Nicole mendelik namun tidak berkomentar. Dia sudah cukup lelah mengatur anak didiknya, dan tidak perlu di tambah dengan perdebatan tidak penting dengan Miley. Lagipula, kenapa Miley selalu mengekorinya belakangan ini? "Seharusnya kau di apartemen, menunggu suamimu pulang."

Miley mengibaskan tangan. "Dia lembur. Dia sudah mengabariku tadi," jawabnya. "Well, aku akan memesan. Kau mau apa?"

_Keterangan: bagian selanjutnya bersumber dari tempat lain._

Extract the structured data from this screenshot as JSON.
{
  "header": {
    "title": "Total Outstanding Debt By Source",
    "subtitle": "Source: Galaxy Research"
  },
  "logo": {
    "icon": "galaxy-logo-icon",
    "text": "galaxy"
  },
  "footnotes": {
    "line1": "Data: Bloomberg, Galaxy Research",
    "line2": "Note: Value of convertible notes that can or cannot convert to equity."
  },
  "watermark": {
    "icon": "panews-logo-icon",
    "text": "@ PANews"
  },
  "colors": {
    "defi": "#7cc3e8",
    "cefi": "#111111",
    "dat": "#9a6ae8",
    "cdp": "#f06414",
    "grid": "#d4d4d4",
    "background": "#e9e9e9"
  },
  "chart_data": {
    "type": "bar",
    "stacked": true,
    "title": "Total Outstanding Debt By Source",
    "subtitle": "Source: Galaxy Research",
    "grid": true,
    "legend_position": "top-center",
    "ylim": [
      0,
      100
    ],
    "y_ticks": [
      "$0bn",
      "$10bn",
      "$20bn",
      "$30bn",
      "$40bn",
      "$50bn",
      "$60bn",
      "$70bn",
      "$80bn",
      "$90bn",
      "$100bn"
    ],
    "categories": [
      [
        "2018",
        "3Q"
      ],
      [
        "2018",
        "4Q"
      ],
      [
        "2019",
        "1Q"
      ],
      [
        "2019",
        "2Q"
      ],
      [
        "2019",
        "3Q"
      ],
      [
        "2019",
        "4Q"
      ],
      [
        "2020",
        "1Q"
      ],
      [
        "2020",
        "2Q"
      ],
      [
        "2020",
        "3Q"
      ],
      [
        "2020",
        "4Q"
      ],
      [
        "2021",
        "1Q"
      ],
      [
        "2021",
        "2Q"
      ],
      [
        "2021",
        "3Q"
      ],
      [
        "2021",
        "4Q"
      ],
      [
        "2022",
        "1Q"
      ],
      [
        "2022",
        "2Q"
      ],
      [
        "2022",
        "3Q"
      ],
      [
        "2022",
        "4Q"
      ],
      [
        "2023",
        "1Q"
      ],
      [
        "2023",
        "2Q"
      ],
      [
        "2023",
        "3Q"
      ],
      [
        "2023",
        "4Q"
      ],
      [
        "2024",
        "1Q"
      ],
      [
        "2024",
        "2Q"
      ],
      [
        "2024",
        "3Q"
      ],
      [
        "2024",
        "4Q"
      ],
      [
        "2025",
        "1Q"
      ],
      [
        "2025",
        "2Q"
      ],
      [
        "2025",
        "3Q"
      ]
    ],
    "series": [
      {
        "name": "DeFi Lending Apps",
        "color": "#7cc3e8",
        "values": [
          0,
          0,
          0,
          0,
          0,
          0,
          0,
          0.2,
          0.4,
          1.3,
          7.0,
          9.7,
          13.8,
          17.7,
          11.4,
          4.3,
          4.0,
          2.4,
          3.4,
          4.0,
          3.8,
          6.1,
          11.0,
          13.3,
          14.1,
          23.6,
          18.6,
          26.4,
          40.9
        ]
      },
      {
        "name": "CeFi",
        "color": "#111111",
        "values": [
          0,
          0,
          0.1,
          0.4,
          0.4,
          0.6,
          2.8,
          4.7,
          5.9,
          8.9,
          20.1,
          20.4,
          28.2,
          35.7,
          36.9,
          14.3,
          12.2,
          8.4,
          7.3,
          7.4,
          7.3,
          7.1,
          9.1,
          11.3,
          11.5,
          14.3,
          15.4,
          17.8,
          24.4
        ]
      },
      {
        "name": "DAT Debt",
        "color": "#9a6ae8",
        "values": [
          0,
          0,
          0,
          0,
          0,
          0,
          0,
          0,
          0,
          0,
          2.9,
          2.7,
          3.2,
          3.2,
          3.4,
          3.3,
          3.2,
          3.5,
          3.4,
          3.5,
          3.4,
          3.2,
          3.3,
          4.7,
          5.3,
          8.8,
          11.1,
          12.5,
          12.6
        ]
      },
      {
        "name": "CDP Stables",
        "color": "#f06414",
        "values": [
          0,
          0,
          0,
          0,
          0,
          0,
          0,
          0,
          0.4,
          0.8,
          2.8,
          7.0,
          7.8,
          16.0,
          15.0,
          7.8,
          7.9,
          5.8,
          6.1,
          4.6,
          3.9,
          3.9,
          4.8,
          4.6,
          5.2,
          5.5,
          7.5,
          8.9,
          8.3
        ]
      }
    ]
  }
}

"Terserah," balasnya tak acuh.

"Aku akan pesankan Justin untukmu."

"Ha ha. Lucu Miley." Nicole tertawa hambar.

Nicole menopang dagunya dengan tangan kanan, dan memperhatikan keramaian di luar sana. Seharusnya Justin sudah menghubunginya. Seperti yang dilakukan Jean ketika dia mendapati laki-laki itu tidur dengan asistennya. Jean menghubunginya tanpa henti, berharap bisa memberikan penjelasan padanya. Tapi apa yang dilakukan Justin? Laki-laki itu bilang mencintainya, bahkan mengajaknya menikah, tapi dia bahkan tidak melakukan apa-apa. Setidaknya ucapkan maaf, meskipun itu tidak akan mengubah apapun.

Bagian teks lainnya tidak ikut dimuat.